Hermann est un embaumeur enfermé dans son monde imaginaire, fils de médecin qui cache son affection pour les humains derrière un «coussin». Hu, lui, est un pianiste sur le déclin qui a toujours réprimé son appétit pour les gens, mastodonte renié par un père qui n'en avait que pour le très petit.

Les chemins des deux hommes se croiseront plusieurs fois dans Attraction terrestre, très beau livre d'Hélène Vachon, prolifique auteure jeunesse qui en est à son deuxième roman «pour adultes» après La tête ailleurs, paru en 2002. Elle réussit le tour de force de marier harmonieusement humour noir et humanisme dans cette histoire toute en finesse et en douceur. Surtout, elle ne cache pas son empathie pour les solitaires et les vulnérables de ce monde, les amoureux silencieux et les trop gentils, ceux qui abandonnent avant même de faire une tentative pour atteindre leur but.

Hermann et Hu cherchent désespérément leur utilité sur Terre: à quoi sert un pianiste malade qui ne contrôle plus ses mains? Pourquoi s'occuper des morts, si on ne sait pas soigner les vivants?

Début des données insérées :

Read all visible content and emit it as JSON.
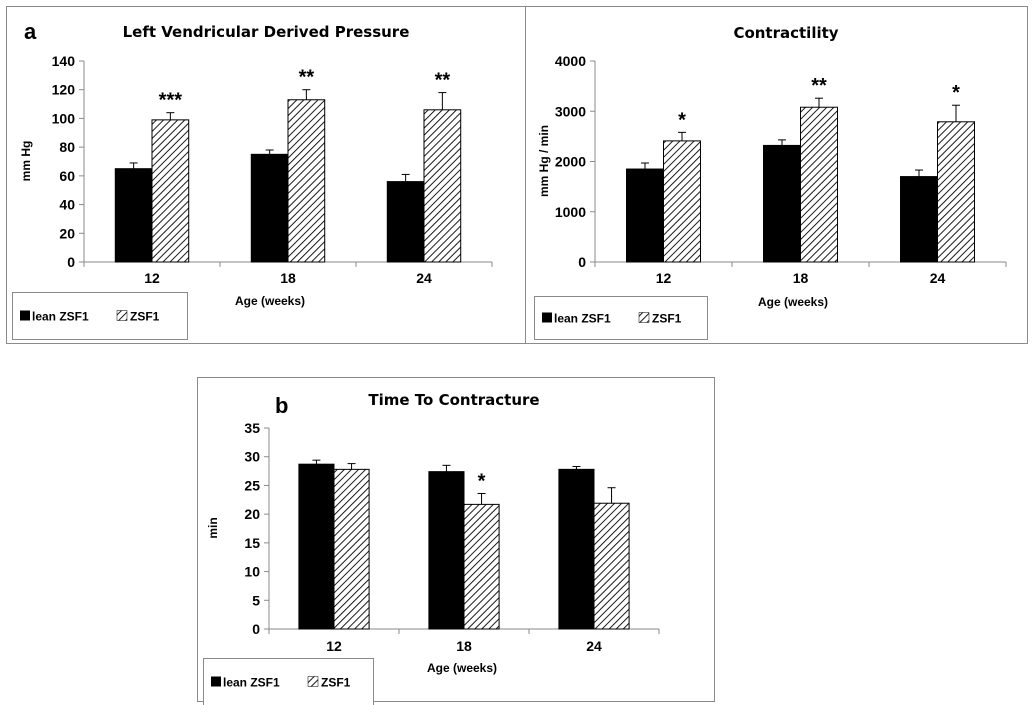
{
  "figure": {
    "legend": {
      "series_a": "lean ZSF1",
      "series_b": "ZSF1"
    }
  },
  "chart_data": [
    {
      "id": "pressure",
      "type": "bar",
      "panel_letter": "a",
      "title": "Left Vendricular Derived Pressure",
      "xlabel": "Age  (weeks)",
      "ylabel": "mm Hg",
      "ylim": [
        0,
        140
      ],
      "yticks": [
        0,
        20,
        40,
        60,
        80,
        100,
        120,
        140
      ],
      "categories": [
        "12",
        "18",
        "24"
      ],
      "series": [
        {
          "name": "lean ZSF1",
          "fill": "solid",
          "values": [
            65,
            75,
            56
          ],
          "errors": [
            4,
            3,
            5
          ]
        },
        {
          "name": "ZSF1",
          "fill": "hatched",
          "values": [
            99,
            113,
            106
          ],
          "errors": [
            5,
            7,
            12
          ]
        }
      ],
      "annotations": [
        "***",
        "**",
        "**"
      ]
    },
    {
      "id": "contractility",
      "type": "bar",
      "panel_letter": "",
      "title": "Contractility",
      "xlabel": "Age  (weeks)",
      "ylabel": "mm Hg / min",
      "ylim": [
        0,
        4000
      ],
      "yticks": [
        0,
        1000,
        2000,
        3000,
        4000
      ],
      "categories": [
        "12",
        "18",
        "24"
      ],
      "series": [
        {
          "name": "lean ZSF1",
          "fill": "solid",
          "values": [
            1850,
            2320,
            1700
          ],
          "errors": [
            120,
            110,
            130
          ]
        },
        {
          "name": "ZSF1",
          "fill": "hatched",
          "values": [
            2410,
            3080,
            2790
          ],
          "errors": [
            170,
            180,
            330
          ]
        }
      ],
      "annotations": [
        "*",
        "**",
        "*"
      ]
    },
    {
      "id": "contracture",
      "type": "bar",
      "panel_letter": "b",
      "title": "Time To Contracture",
      "xlabel": "Age  (weeks)",
      "ylabel": "min",
      "ylim": [
        0,
        35
      ],
      "yticks": [
        0,
        5,
        10,
        15,
        20,
        25,
        30,
        35
      ],
      "categories": [
        "12",
        "18",
        "24"
      ],
      "series": [
        {
          "name": "lean ZSF1",
          "fill": "solid",
          "values": [
            28.7,
            27.4,
            27.8
          ],
          "errors": [
            0.7,
            1.1,
            0.5
          ]
        },
        {
          "name": "ZSF1",
          "fill": "hatched",
          "values": [
            27.8,
            21.7,
            21.9
          ],
          "errors": [
            1.0,
            1.9,
            2.7
          ]
        }
      ],
      "annotations": [
        "",
        "*",
        ""
      ]
    }
  ]
}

Pourtant, au contact l'un de l'autre, ils s'ouvriront, accepteront mieux leurs forces respectives et accepteront de baisser - un peu - leur garde.

Alors que le désarroi de Hu est vu de l'extérieur et qu'il n'en est que plus poignant, Attraction terrestre est raconté du point de vue d'Hermann, qui cache sa maladresse derrière une langue ampoulée et pleine de circonvolutions. Mais le roman est aussi truffé de dialogues vivants et légers comme des bulles. Ceux entre Hermann et sa voisine, Mme de Valois, qu'il accompagne au parc tous les jours pour sa séance de peinture, sont délicieusement surréalistes: alors qu'elle peint un tableau abstrait, ce dernier tente sans arrêt de trouver une signification à son travail. Sans grand succès. «À quoi sert un peintre qui refuse de reproduire?» demande-t-il.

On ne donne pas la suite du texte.